Clare Short, who also quit Blair's cabinet in protest over the war, testified that, in her view, the prime minister was guilty of "honorable deception" in the run-up to the war.

Honourable

"I believe that the prime minister must have concluded that it was honourable and desirable to back the US in going for military action in Iraq," she said.

"Therefore it was honourable for him to persuade us through various ruses and ways to get us there. So for him, I think, it was an honourable deception."

According to Short, the first cabinet-level decision on Iraq was taken in October, but she had the impression that a date for war had already been set, because by September 24 last year, "senior people in the system said to me that a date had been fixed some time ago."

That would have been about three weeks after a Camp David summit between Blair and US President George W. Bush to discuss Iraq.

Cook and Short were the first to testify before the the foreign affairs committee inquiry.

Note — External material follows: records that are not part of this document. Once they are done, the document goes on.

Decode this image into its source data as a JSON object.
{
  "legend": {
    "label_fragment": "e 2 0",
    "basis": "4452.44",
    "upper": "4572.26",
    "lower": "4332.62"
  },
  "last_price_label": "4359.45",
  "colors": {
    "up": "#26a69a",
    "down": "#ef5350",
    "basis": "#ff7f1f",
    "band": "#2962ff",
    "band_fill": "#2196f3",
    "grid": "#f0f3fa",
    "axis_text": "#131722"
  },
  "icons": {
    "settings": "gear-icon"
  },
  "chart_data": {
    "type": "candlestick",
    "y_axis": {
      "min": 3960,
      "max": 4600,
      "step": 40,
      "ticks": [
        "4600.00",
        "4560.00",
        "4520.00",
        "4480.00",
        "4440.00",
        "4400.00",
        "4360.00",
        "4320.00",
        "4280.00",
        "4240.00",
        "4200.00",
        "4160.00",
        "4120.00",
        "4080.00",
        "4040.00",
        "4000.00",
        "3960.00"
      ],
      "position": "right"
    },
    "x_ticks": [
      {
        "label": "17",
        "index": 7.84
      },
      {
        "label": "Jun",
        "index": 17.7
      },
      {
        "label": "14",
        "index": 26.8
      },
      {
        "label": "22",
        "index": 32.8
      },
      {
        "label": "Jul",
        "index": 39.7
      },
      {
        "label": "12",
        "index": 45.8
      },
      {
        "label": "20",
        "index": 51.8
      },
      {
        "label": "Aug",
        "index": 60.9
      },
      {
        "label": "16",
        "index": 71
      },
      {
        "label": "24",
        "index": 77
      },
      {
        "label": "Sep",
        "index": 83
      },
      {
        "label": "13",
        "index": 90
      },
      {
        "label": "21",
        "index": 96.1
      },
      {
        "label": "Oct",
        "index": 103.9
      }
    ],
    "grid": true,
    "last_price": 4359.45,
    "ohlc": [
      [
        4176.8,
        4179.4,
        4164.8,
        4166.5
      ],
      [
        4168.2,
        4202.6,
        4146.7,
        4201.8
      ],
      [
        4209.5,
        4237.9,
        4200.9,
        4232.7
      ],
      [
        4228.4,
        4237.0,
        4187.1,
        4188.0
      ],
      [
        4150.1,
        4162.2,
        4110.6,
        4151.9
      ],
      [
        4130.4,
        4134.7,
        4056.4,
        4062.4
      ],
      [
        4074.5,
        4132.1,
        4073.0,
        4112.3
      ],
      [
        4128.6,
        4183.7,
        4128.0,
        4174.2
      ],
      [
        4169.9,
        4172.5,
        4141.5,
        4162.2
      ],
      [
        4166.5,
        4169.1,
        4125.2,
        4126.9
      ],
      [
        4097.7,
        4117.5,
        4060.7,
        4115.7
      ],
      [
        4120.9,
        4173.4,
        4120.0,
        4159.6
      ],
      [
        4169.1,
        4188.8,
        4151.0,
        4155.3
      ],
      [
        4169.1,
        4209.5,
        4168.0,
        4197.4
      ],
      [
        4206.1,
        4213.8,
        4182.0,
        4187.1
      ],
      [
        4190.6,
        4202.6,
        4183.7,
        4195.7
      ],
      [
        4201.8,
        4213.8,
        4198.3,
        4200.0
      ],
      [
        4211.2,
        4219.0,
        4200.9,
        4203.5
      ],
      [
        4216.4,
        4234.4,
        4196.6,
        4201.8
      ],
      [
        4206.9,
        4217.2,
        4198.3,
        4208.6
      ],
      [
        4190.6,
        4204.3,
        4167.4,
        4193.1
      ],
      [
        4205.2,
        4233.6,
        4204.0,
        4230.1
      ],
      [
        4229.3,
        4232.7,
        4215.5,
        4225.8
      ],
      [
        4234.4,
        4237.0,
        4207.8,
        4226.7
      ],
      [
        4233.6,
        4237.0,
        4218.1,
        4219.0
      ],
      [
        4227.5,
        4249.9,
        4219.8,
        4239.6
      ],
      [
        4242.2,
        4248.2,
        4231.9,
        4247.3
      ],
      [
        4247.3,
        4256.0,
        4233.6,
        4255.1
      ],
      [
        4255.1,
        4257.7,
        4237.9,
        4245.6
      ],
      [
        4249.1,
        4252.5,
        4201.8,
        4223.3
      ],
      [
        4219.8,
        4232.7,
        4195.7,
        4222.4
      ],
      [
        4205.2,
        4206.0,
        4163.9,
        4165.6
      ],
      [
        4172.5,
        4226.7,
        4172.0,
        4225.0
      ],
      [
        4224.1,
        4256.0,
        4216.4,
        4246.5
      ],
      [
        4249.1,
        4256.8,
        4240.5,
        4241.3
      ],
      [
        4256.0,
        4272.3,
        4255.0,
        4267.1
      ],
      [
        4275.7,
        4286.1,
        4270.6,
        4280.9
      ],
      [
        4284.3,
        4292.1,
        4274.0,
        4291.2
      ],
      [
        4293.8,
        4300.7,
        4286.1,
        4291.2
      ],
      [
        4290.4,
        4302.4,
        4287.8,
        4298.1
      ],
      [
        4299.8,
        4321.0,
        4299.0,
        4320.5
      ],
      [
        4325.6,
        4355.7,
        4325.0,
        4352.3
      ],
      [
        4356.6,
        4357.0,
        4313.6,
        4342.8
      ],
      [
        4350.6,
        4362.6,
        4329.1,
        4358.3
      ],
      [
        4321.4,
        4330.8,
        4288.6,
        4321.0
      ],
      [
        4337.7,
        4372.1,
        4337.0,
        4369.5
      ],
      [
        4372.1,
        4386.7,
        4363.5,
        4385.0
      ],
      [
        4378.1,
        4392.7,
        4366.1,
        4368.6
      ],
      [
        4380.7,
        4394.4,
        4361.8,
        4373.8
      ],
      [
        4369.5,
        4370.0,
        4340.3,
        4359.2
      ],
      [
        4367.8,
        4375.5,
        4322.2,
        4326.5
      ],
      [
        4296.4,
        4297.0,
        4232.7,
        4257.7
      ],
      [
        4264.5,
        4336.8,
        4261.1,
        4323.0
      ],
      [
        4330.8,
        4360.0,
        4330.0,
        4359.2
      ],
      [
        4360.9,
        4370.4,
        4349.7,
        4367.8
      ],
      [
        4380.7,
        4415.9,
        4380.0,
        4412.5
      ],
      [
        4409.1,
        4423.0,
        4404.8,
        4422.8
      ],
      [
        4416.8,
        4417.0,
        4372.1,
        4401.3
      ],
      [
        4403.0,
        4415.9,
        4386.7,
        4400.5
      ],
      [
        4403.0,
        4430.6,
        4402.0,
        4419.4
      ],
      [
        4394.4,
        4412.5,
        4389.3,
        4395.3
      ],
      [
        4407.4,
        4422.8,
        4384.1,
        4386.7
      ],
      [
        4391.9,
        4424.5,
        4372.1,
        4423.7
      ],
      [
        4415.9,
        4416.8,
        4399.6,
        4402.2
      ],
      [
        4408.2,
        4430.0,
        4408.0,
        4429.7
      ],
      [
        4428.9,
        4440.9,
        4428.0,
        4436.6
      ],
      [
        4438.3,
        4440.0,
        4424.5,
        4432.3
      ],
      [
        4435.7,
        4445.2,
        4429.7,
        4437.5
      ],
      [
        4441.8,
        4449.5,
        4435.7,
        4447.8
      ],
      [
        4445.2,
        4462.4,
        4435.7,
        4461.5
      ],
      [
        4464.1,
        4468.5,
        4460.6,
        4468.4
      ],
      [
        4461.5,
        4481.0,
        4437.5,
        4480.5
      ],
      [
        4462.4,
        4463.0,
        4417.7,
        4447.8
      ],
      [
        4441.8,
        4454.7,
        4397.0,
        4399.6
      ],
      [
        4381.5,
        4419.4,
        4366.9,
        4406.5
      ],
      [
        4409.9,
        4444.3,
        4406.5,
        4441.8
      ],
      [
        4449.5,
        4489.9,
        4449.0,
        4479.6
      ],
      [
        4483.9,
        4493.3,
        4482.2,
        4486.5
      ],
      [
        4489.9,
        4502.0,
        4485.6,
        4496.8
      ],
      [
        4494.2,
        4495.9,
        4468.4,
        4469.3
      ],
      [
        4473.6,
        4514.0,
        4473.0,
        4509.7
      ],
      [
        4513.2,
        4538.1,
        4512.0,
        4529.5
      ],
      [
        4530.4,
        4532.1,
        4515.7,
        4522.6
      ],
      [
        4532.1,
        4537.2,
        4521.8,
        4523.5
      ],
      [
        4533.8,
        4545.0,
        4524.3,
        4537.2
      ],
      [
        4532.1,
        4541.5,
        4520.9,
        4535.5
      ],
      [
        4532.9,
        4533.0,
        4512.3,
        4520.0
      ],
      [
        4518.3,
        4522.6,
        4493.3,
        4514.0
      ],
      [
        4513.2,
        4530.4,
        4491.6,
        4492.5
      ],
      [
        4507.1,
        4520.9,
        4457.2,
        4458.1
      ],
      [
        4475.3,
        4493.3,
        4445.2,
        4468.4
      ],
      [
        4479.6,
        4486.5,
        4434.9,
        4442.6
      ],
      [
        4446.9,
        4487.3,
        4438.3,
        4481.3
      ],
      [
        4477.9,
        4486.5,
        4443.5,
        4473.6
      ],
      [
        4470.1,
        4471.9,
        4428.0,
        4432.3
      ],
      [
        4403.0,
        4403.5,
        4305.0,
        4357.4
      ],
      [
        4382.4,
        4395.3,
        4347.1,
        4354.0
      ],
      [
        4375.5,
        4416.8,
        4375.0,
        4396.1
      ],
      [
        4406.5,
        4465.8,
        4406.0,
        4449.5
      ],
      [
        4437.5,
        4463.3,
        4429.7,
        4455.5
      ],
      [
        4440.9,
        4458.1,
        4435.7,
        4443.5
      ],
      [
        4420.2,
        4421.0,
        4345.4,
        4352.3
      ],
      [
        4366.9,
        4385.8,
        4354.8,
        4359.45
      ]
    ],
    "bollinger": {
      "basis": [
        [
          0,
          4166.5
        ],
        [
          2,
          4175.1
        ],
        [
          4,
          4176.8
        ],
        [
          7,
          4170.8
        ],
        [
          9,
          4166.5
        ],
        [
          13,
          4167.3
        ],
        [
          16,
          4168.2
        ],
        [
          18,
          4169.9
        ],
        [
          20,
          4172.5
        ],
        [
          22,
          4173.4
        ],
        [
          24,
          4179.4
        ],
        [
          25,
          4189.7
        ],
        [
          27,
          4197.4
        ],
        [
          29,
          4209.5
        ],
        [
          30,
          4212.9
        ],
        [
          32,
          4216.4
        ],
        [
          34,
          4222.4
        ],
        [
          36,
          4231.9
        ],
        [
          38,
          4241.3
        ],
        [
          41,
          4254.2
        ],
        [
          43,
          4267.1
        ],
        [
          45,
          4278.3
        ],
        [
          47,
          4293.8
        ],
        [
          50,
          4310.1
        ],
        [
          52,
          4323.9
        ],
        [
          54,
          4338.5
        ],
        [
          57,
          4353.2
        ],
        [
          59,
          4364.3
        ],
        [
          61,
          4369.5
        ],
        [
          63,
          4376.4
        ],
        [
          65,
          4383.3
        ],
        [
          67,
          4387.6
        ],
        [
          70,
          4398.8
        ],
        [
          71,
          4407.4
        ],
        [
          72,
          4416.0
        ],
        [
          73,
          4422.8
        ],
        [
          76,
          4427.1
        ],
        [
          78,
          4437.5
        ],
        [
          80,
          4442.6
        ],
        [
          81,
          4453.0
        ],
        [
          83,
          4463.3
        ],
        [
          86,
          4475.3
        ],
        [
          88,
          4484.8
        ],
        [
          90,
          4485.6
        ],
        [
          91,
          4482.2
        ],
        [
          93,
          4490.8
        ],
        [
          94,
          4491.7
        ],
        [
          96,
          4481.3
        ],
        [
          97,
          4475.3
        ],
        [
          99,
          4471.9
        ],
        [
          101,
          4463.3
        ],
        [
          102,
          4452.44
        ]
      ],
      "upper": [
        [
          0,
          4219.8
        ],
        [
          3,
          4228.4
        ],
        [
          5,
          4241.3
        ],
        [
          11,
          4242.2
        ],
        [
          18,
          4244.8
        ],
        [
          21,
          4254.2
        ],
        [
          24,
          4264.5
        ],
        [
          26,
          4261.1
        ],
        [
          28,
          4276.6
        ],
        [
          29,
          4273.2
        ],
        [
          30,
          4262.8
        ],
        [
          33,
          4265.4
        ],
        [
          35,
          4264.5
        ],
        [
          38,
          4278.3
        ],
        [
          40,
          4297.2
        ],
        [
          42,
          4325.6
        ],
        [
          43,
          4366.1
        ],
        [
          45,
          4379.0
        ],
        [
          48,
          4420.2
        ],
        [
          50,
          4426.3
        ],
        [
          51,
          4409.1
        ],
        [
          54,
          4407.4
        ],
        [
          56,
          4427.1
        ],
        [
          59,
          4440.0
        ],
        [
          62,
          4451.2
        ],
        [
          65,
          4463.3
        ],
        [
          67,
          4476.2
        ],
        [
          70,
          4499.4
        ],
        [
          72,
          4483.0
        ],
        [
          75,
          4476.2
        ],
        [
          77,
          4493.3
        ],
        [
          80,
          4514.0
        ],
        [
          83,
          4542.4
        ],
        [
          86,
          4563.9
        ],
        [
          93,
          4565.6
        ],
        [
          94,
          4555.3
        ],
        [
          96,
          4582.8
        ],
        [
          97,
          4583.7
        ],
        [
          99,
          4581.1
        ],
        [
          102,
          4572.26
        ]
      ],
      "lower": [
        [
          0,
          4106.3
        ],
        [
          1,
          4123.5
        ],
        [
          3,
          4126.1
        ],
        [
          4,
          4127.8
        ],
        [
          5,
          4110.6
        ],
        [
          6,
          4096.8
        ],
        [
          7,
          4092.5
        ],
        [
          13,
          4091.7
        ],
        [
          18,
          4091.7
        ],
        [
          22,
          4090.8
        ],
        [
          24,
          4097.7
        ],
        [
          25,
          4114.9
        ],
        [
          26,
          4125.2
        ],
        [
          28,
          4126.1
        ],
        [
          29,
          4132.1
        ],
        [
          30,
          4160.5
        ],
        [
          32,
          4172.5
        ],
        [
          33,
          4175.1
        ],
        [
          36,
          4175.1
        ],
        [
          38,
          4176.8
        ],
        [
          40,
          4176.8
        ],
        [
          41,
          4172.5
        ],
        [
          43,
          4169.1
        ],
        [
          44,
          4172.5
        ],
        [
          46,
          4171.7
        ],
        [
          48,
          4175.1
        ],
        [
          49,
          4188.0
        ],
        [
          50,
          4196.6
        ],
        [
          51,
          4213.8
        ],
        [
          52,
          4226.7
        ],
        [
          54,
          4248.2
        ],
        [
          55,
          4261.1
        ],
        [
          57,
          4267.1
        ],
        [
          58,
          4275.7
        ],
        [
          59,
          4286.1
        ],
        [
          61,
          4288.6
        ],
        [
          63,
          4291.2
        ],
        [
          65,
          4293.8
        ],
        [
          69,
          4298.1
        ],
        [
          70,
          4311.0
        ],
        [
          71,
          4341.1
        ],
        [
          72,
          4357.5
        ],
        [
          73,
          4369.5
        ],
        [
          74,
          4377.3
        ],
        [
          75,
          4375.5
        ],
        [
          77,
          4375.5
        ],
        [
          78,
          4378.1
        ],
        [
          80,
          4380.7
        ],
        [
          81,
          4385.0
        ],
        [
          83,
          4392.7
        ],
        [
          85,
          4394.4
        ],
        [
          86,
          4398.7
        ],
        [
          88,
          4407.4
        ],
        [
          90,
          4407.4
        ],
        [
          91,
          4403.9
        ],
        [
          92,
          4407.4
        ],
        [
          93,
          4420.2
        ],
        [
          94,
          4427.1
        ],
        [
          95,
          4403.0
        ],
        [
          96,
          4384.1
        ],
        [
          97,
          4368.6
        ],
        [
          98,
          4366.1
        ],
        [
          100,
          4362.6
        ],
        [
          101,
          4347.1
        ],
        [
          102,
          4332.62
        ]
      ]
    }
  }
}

Blair himself has declined to face the MPs, though Foreign Secretary Jack Straw is to testify twice - once in public next Tuesday, and later behind closed doors.

The probe - and a parallel investigation by parliament's intelligence and security committee - were launched amid a furore over claims that the September dossier was "sexed up" to beef up the case for military action.

Short

In particular, the 50-page dossier claimed that Iraq had the ability to deploy chemical or biological weapons in as little as 45 minutes. Blair denies that line was included over the reservations of intelligence chiefs.

Cook, who quit the government on March 18, was a member of Blair's inner cabinet, responsible for organising the government's legislative programme and would have been privy to pre-war decision-making.

So too was Short, who quit on May 12 as international development minister, which would have put her in pole position for overseeing Iraq's reconstruction.

Short testified that she had been told by MI6, Britain's external intelligence agency, that while Iraq was hiding the work of its weapons scientists, "the risk of use (of weapons of mass destruction) was less."

She said MI6 believed that Iraqi scientists were still working on chemical and biological weapons programs, but that the public was led to believe that Saddam had weapons ready to use.

Referring to Saddam, she added: "I still don't think he was an immediate threat."